В этом помещении произошел потоп — я архитектор, у нас там стояли наши макеты, и все наши работы тоже затопило вместе с документацией, хранившейся там. А документация это была какая — журнал, в котором записывали, кому и что распределяли. И именно так я лично соприкоснулась с этой системой.
По заказам распределяли зеленый горошек, майонез, тушенку, которой у нас были стратегические запасы и которые таким образом списывали через два года, и галеты. Еще была гречка, потому что она предназначалась только для тех, у кого был сахарный диабет, в простой продаже ее не было. А тут можно было, плюс ко всему прочему, получить одну или две пачки. И еще фаршированный перец Globus, который был очень дефицитным и вкусным.

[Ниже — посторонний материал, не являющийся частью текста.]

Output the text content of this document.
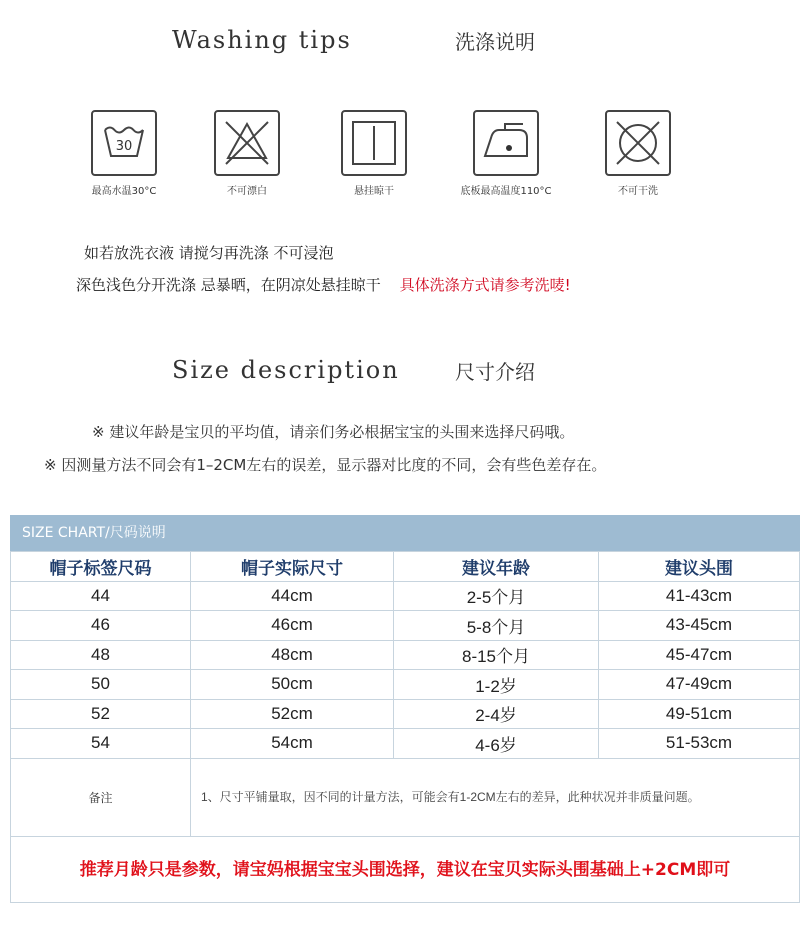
Washing tips	洗涤说明
30
最高水温30°C	不可漂白	悬挂晾干	底板最高温度110°C	不可干洗
如若放洗衣液 请搅匀再洗涤 不可浸泡
深色浅色分开洗涤 忌暴晒，在阴凉处悬挂晾干 具体洗涤方式请参考洗唛!
Size description	尺寸介绍
※ 建议年龄是宝贝的平均值，请亲们务必根据宝宝的头围来选择尺码哦。
※ 因测量方法不同会有1–2CM左右的误差，显示器对比度的不同，会有些色差存在。
SIZE CHART/尺码说明
帽子标签尺码	帽子实际尺寸	建议年龄	建议头围
44	44cm	2-5个月	41-43cm
46	46cm	5-8个月	43-45cm
48	48cm	8-15个月	45-47cm
50	50cm	1-2岁	47-49cm
52	52cm	2-4岁	49-51cm
54	54cm	4-6岁	51-53cm
备注	1、尺寸平铺量取，因不同的计量方法，可能会有1-2CM左右的差异，此种状况并非质量问题。		
推荐月龄只是参数，请宝妈根据宝宝头围选择，建议在宝贝实际头围基础上+2CM即可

Ну и конфеты Куйбышевской фабрики, которые закончили продавать в магазинах, насколько я помню, еще в 1974 году, — они исчезли в одночасье. Нам сказали, что что-то там случилось с импортом какао-бобов, что мы с какой-то страной, их производящей, перестали дружить. Другая версия была, что все идет на экспорт.
Причем конфеты эти были классные, в красивых коробках. Помню, что родителям досталась как-то коробка с шоколадными бутылочками в разноцветной фольге, в которых был ликер, коньяк… Для простых смертных этого в Куйбышеве не было, только через стол заказов. Все остальное доставалось по блату, скажем, из столовой — мясо, например. Из мясных продуктов помню, как в магазине продавали ливерную колбасу и кости каких-то сайгаков.

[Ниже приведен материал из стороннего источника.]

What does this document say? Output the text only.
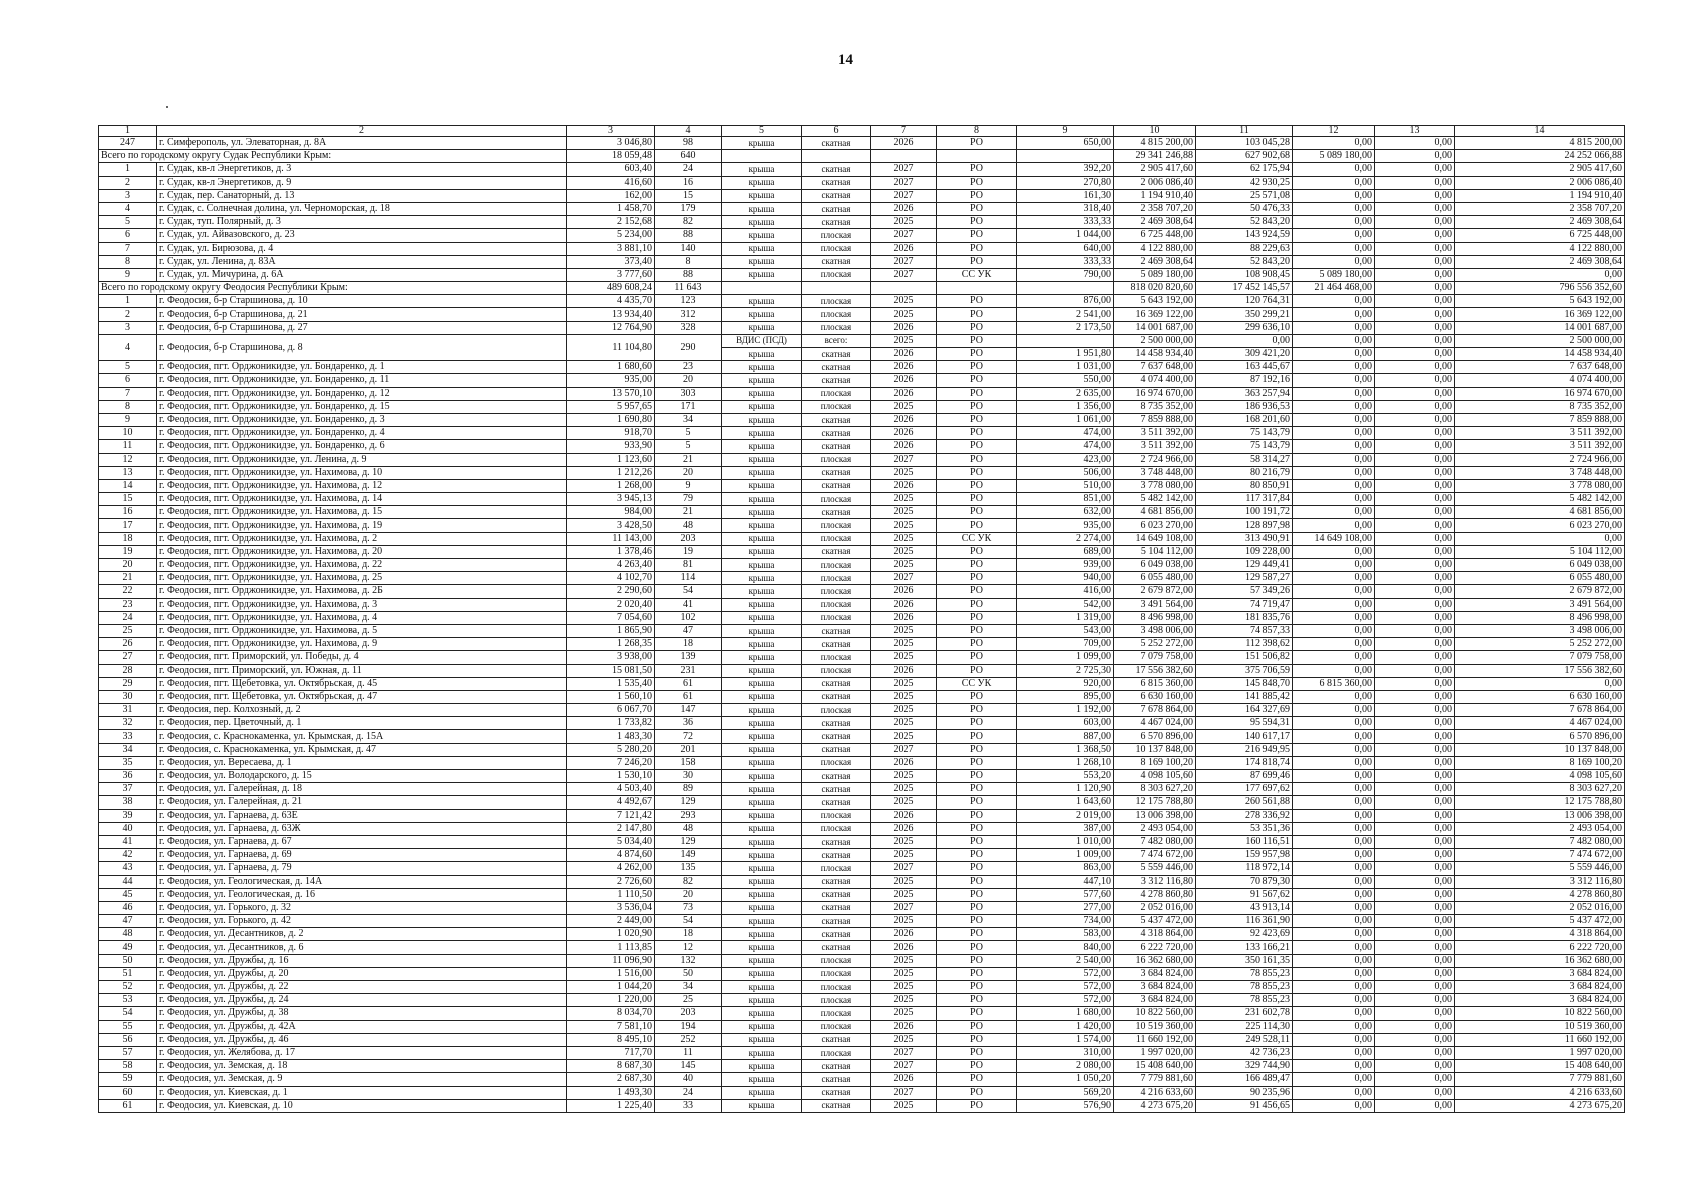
14
1	2	3	4	5	6	7	8	9	10	11	12	13	14
247	г. Симферополь, ул. Элеваторная, д. 8А	3 046,80	98	крыша	скатная	2026	РО	650,00	4 815 200,00	103 045,28	0,00	0,00	4 815 200,00
Всего по городскому округу Судак Республики Крым:		18 059,48	640						29 341 246,88	627 902,68	5 089 180,00	0,00	24 252 066,88
1	г. Судак, кв-л Энергетиков, д. 3	603,40	24	крыша	скатная	2027	РО	392,20	2 905 417,60	62 175,94	0,00	0,00	2 905 417,60
2	г. Судак, кв-л Энергетиков, д. 9	416,60	16	крыша	скатная	2027	РО	270,80	2 006 086,40	42 930,25	0,00	0,00	2 006 086,40
3	г. Судак, пер. Санаторный, д. 13	162,00	15	крыша	скатная	2027	РО	161,30	1 194 910,40	25 571,08	0,00	0,00	1 194 910,40
4	г. Судак, с. Солнечная долина, ул. Черноморская, д. 18	1 458,70	179	крыша	скатная	2026	РО	318,40	2 358 707,20	50 476,33	0,00	0,00	2 358 707,20
5	г. Судак, туп. Полярный, д. 3	2 152,68	82	крыша	скатная	2025	РО	333,33	2 469 308,64	52 843,20	0,00	0,00	2 469 308,64
6	г. Судак, ул. Айвазовского, д. 23	5 234,00	88	крыша	плоская	2027	РО	1 044,00	6 725 448,00	143 924,59	0,00	0,00	6 725 448,00
7	г. Судак, ул. Бирюзова, д. 4	3 881,10	140	крыша	плоская	2026	РО	640,00	4 122 880,00	88 229,63	0,00	0,00	4 122 880,00
8	г. Судак, ул. Ленина, д. 83А	373,40	8	крыша	скатная	2027	РО	333,33	2 469 308,64	52 843,20	0,00	0,00	2 469 308,64
9	г. Судак, ул. Мичурина, д. 6А	3 777,60	88	крыша	плоская	2027	СС УК	790,00	5 089 180,00	108 908,45	5 089 180,00	0,00	0,00
Всего по городскому округу Феодосия Республики Крым:		489 608,24	11 643						818 020 820,60	17 452 145,57	21 464 468,00	0,00	796 556 352,60
1	г. Феодосия, б-р Старшинова, д. 10	4 435,70	123	крыша	плоская	2025	РО	876,00	5 643 192,00	120 764,31	0,00	0,00	5 643 192,00
2	г. Феодосия, б-р Старшинова, д. 21	13 934,40	312	крыша	плоская	2025	РО	2 541,00	16 369 122,00	350 299,21	0,00	0,00	16 369 122,00
3	г. Феодосия, б-р Старшинова, д. 27	12 764,90	328	крыша	плоская	2026	РО	2 173,50	14 001 687,00	299 636,10	0,00	0,00	14 001 687,00
4	г. Феодосия, б-р Старшинова, д. 8	11 104,80	290	ВДИС (ПСД)	всего:	2025	РО		2 500 000,00	0,00	0,00	0,00	2 500 000,00
				крыша	скатная	2026	РО	1 951,80	14 458 934,40	309 421,20	0,00	0,00	14 458 934,40
5	г. Феодосия, пгт. Орджоникидзе, ул. Бондаренко, д. 1	1 680,60	23	крыша	скатная	2026	РО	1 031,00	7 637 648,00	163 445,67	0,00	0,00	7 637 648,00
6	г. Феодосия, пгт. Орджоникидзе, ул. Бондаренко, д. 11	935,00	20	крыша	скатная	2026	РО	550,00	4 074 400,00	87 192,16	0,00	0,00	4 074 400,00
7	г. Феодосия, пгт. Орджоникидзе, ул. Бондаренко, д. 12	13 570,10	303	крыша	плоская	2026	РО	2 635,00	16 974 670,00	363 257,94	0,00	0,00	16 974 670,00
8	г. Феодосия, пгт. Орджоникидзе, ул. Бондаренко, д. 15	5 957,65	171	крыша	плоская	2025	РО	1 356,00	8 735 352,00	186 936,53	0,00	0,00	8 735 352,00
9	г. Феодосия, пгт. Орджоникидзе, ул. Бондаренко, д. 3	1 690,80	34	крыша	скатная	2026	РО	1 061,00	7 859 888,00	168 201,60	0,00	0,00	7 859 888,00
10	г. Феодосия, пгт. Орджоникидзе, ул. Бондаренко, д. 4	918,70	5	крыша	скатная	2026	РО	474,00	3 511 392,00	75 143,79	0,00	0,00	3 511 392,00
11	г. Феодосия, пгт. Орджоникидзе, ул. Бондаренко, д. 6	933,90	5	крыша	скатная	2026	РО	474,00	3 511 392,00	75 143,79	0,00	0,00	3 511 392,00
12	г. Феодосия, пгт. Орджоникидзе, ул. Ленина, д. 9	1 123,60	21	крыша	плоская	2027	РО	423,00	2 724 966,00	58 314,27	0,00	0,00	2 724 966,00
13	г. Феодосия, пгт. Орджоникидзе, ул. Нахимова, д. 10	1 212,26	20	крыша	скатная	2025	РО	506,00	3 748 448,00	80 216,79	0,00	0,00	3 748 448,00
14	г. Феодосия, пгт. Орджоникидзе, ул. Нахимова, д. 12	1 268,00	9	крыша	скатная	2026	РО	510,00	3 778 080,00	80 850,91	0,00	0,00	3 778 080,00
15	г. Феодосия, пгт. Орджоникидзе, ул. Нахимова, д. 14	3 945,13	79	крыша	плоская	2025	РО	851,00	5 482 142,00	117 317,84	0,00	0,00	5 482 142,00
16	г. Феодосия, пгт. Орджоникидзе, ул. Нахимова, д. 15	984,00	21	крыша	скатная	2025	РО	632,00	4 681 856,00	100 191,72	0,00	0,00	4 681 856,00
17	г. Феодосия, пгт. Орджоникидзе, ул. Нахимова, д. 19	3 428,50	48	крыша	плоская	2025	РО	935,00	6 023 270,00	128 897,98	0,00	0,00	6 023 270,00
18	г. Феодосия, пгт. Орджоникидзе, ул. Нахимова, д. 2	11 143,00	203	крыша	плоская	2025	СС УК	2 274,00	14 649 108,00	313 490,91	14 649 108,00	0,00	0,00
19	г. Феодосия, пгт. Орджоникидзе, ул. Нахимова, д. 20	1 378,46	19	крыша	скатная	2025	РО	689,00	5 104 112,00	109 228,00	0,00	0,00	5 104 112,00
20	г. Феодосия, пгт. Орджоникидзе, ул. Нахимова, д. 22	4 263,40	81	крыша	плоская	2025	РО	939,00	6 049 038,00	129 449,41	0,00	0,00	6 049 038,00
21	г. Феодосия, пгт. Орджоникидзе, ул. Нахимова, д. 25	4 102,70	114	крыша	плоская	2027	РО	940,00	6 055 480,00	129 587,27	0,00	0,00	6 055 480,00
22	г. Феодосия, пгт. Орджоникидзе, ул. Нахимова, д. 2Б	2 290,60	54	крыша	плоская	2026	РО	416,00	2 679 872,00	57 349,26	0,00	0,00	2 679 872,00
23	г. Феодосия, пгт. Орджоникидзе, ул. Нахимова, д. 3	2 020,40	41	крыша	плоская	2026	РО	542,00	3 491 564,00	74 719,47	0,00	0,00	3 491 564,00
24	г. Феодосия, пгт. Орджоникидзе, ул. Нахимова, д. 4	7 054,60	102	крыша	плоская	2026	РО	1 319,00	8 496 998,00	181 835,76	0,00	0,00	8 496 998,00
25	г. Феодосия, пгт. Орджоникидзе, ул. Нахимова, д. 5	1 865,90	47	крыша	скатная	2025	РО	543,00	3 498 006,00	74 857,33	0,00	0,00	3 498 006,00
26	г. Феодосия, пгт. Орджоникидзе, ул. Нахимова, д. 9	1 268,35	18	крыша	скатная	2025	РО	709,00	5 252 272,00	112 398,62	0,00	0,00	5 252 272,00
27	г. Феодосия, пгт. Приморский, ул. Победы, д. 4	3 938,00	139	крыша	плоская	2025	РО	1 099,00	7 079 758,00	151 506,82	0,00	0,00	7 079 758,00
28	г. Феодосия, пгт. Приморский, ул. Южная, д. 11	15 081,50	231	крыша	плоская	2026	РО	2 725,30	17 556 382,60	375 706,59	0,00	0,00	17 556 382,60
29	г. Феодосия, пгт. Щебетовка, ул. Октябрьская, д. 45	1 535,40	61	крыша	скатная	2025	СС УК	920,00	6 815 360,00	145 848,70	6 815 360,00	0,00	0,00
30	г. Феодосия, пгт. Щебетовка, ул. Октябрьская, д. 47	1 560,10	61	крыша	скатная	2025	РО	895,00	6 630 160,00	141 885,42	0,00	0,00	6 630 160,00
31	г. Феодосия, пер. Колхозный, д. 2	6 067,70	147	крыша	плоская	2025	РО	1 192,00	7 678 864,00	164 327,69	0,00	0,00	7 678 864,00
32	г. Феодосия, пер. Цветочный, д. 1	1 733,82	36	крыша	скатная	2025	РО	603,00	4 467 024,00	95 594,31	0,00	0,00	4 467 024,00
33	г. Феодосия, с. Краснокаменка, ул. Крымская, д. 15А	1 483,30	72	крыша	скатная	2025	РО	887,00	6 570 896,00	140 617,17	0,00	0,00	6 570 896,00
34	г. Феодосия, с. Краснокаменка, ул. Крымская, д. 47	5 280,20	201	крыша	скатная	2027	РО	1 368,50	10 137 848,00	216 949,95	0,00	0,00	10 137 848,00
35	г. Феодосия, ул. Вересаева, д. 1	7 246,20	158	крыша	плоская	2026	РО	1 268,10	8 169 100,20	174 818,74	0,00	0,00	8 169 100,20
36	г. Феодосия, ул. Володарского, д. 15	1 530,10	30	крыша	скатная	2025	РО	553,20	4 098 105,60	87 699,46	0,00	0,00	4 098 105,60
37	г. Феодосия, ул. Галерейная, д. 18	4 503,40	89	крыша	скатная	2025	РО	1 120,90	8 303 627,20	177 697,62	0,00	0,00	8 303 627,20
38	г. Феодосия, ул. Галерейная, д. 21	4 492,67	129	крыша	скатная	2025	РО	1 643,60	12 175 788,80	260 561,88	0,00	0,00	12 175 788,80
39	г. Феодосия, ул. Гарнаева, д. 63Е	7 121,42	293	крыша	плоская	2026	РО	2 019,00	13 006 398,00	278 336,92	0,00	0,00	13 006 398,00
40	г. Феодосия, ул. Гарнаева, д. 63Ж	2 147,80	48	крыша	плоская	2026	РО	387,00	2 493 054,00	53 351,36	0,00	0,00	2 493 054,00
41	г. Феодосия, ул. Гарнаева, д. 67	5 034,40	129	крыша	скатная	2025	РО	1 010,00	7 482 080,00	160 116,51	0,00	0,00	7 482 080,00
42	г. Феодосия, ул. Гарнаева, д. 69	4 874,60	149	крыша	скатная	2025	РО	1 009,00	7 474 672,00	159 957,98	0,00	0,00	7 474 672,00
43	г. Феодосия, ул. Гарнаева, д. 79	4 262,00	135	крыша	плоская	2027	РО	863,00	5 559 446,00	118 972,14	0,00	0,00	5 559 446,00
44	г. Феодосия, ул. Геологическая, д. 14А	2 726,60	82	крыша	скатная	2025	РО	447,10	3 312 116,80	70 879,30	0,00	0,00	3 312 116,80
45	г. Феодосия, ул. Геологическая, д. 16	1 110,50	20	крыша	скатная	2025	РО	577,60	4 278 860,80	91 567,62	0,00	0,00	4 278 860,80
46	г. Феодосия, ул. Горького, д. 32	3 536,04	73	крыша	скатная	2027	РО	277,00	2 052 016,00	43 913,14	0,00	0,00	2 052 016,00
47	г. Феодосия, ул. Горького, д. 42	2 449,00	54	крыша	скатная	2025	РО	734,00	5 437 472,00	116 361,90	0,00	0,00	5 437 472,00
48	г. Феодосия, ул. Десантников, д. 2	1 020,90	18	крыша	скатная	2026	РО	583,00	4 318 864,00	92 423,69	0,00	0,00	4 318 864,00
49	г. Феодосия, ул. Десантников, д. 6	1 113,85	12	крыша	скатная	2026	РО	840,00	6 222 720,00	133 166,21	0,00	0,00	6 222 720,00
50	г. Феодосия, ул. Дружбы, д. 16	11 096,90	132	крыша	плоская	2025	РО	2 540,00	16 362 680,00	350 161,35	0,00	0,00	16 362 680,00
51	г. Феодосия, ул. Дружбы, д. 20	1 516,00	50	крыша	плоская	2025	РО	572,00	3 684 824,00	78 855,23	0,00	0,00	3 684 824,00
52	г. Феодосия, ул. Дружбы, д. 22	1 044,20	34	крыша	плоская	2025	РО	572,00	3 684 824,00	78 855,23	0,00	0,00	3 684 824,00
53	г. Феодосия, ул. Дружбы, д. 24	1 220,00	25	крыша	плоская	2025	РО	572,00	3 684 824,00	78 855,23	0,00	0,00	3 684 824,00
54	г. Феодосия, ул. Дружбы, д. 38	8 034,70	203	крыша	плоская	2025	РО	1 680,00	10 822 560,00	231 602,78	0,00	0,00	10 822 560,00
55	г. Феодосия, ул. Дружбы, д. 42А	7 581,10	194	крыша	плоская	2026	РО	1 420,00	10 519 360,00	225 114,30	0,00	0,00	10 519 360,00
56	г. Феодосия, ул. Дружбы, д. 46	8 495,10	252	крыша	скатная	2025	РО	1 574,00	11 660 192,00	249 528,11	0,00	0,00	11 660 192,00
57	г. Феодосия, ул. Желябова, д. 17	717,70	11	крыша	плоская	2027	РО	310,00	1 997 020,00	42 736,23	0,00	0,00	1 997 020,00
58	г. Феодосия, ул. Земская, д. 18	8 687,30	145	крыша	скатная	2027	РО	2 080,00	15 408 640,00	329 744,90	0,00	0,00	15 408 640,00
59	г. Феодосия, ул. Земская, д. 9	2 687,30	40	крыша	скатная	2026	РО	1 050,20	7 779 881,60	166 489,47	0,00	0,00	7 779 881,60
60	г. Феодосия, ул. Киевская, д. 1	1 493,30	24	крыша	скатная	2027	РО	569,20	4 216 633,60	90 235,96	0,00	0,00	4 216 633,60
61	г. Феодосия, ул. Киевская, д. 10	1 225,40	33	крыша	скатная	2025	РО	576,90	4 273 675,20	91 456,65	0,00	0,00	4 273 675,20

Заказы можно было получить только на 8 Марта и Новый год — все. Да, у некоторых Новый год был связан с заказами, но поскольку мои родители были простыми рабочими, то им это шло только по линии профсоюза. Все распределения шли где-то выше. Моим доставалось постольку поскольку. Сначала в этой иерархии заказов шло начальство, потом — ветераны и третья категория — обычные рабочие, служащие, которые входили в систему по остаточному принципу. В Москве, конечно, была совсем другая история. Представьте, если из Самары туда ездили за продуктами — понимаете разницу? 18 часов в поезде, и чтобы все мясо потекло на полке...
Все мы относились к этой системе скептически. Мы считали, что это ниже человеческого достоинства, легче вообще обойтись без этих заказов. Легче поехать в Москву, чем идти и клянчить через какого-нибудь Николая Ивановича, бумажки носить… Это был такой позор! Моему поколению это было неприятно.
Моей свекрови, доктору, постоянно что-то приносили, полученное через это распределение, и она этим буквально кидалась, не принимала. Считала, что это унизительно для врача
Заказы, кстати, давали еще ударникам социалистического труда. Мы школьниками писали социалистические обязательства, сидя за партой, — какие-то планы для себя… То же самое было на работе: если ты якобы чего-то достиг, то получал паек. Это же вообще позорище, и большинство людей это так и воспринимали.
«Бабушка тусила с такими же столозаказными бабушками»
Анна Батрова, Москва:
— Какие вопросы к мирозданию в пять лет? Если бабушке, ветерану, выдают заказы, так почему не взять? Ура, точно будет колбаса и икра, и не придется ловить ее, бегать, а потом стоять в километровой очереди. Мне бабушка так и говорила: это благо доступно, так как она ветеран, трудилась с 17 лет на уральском заводе во время войны, а теперь ей можно получать это без очереди, но за деньги, конечно.
Хотя меня и просто большие продуктовые прикалывали. С этими штырями для чеков и витринами, где можно мять хлеб и складывать маме в корзину булочки, и сыру попросить с цифрой, а лучше двумя. Помнишь синие цифры в сыре?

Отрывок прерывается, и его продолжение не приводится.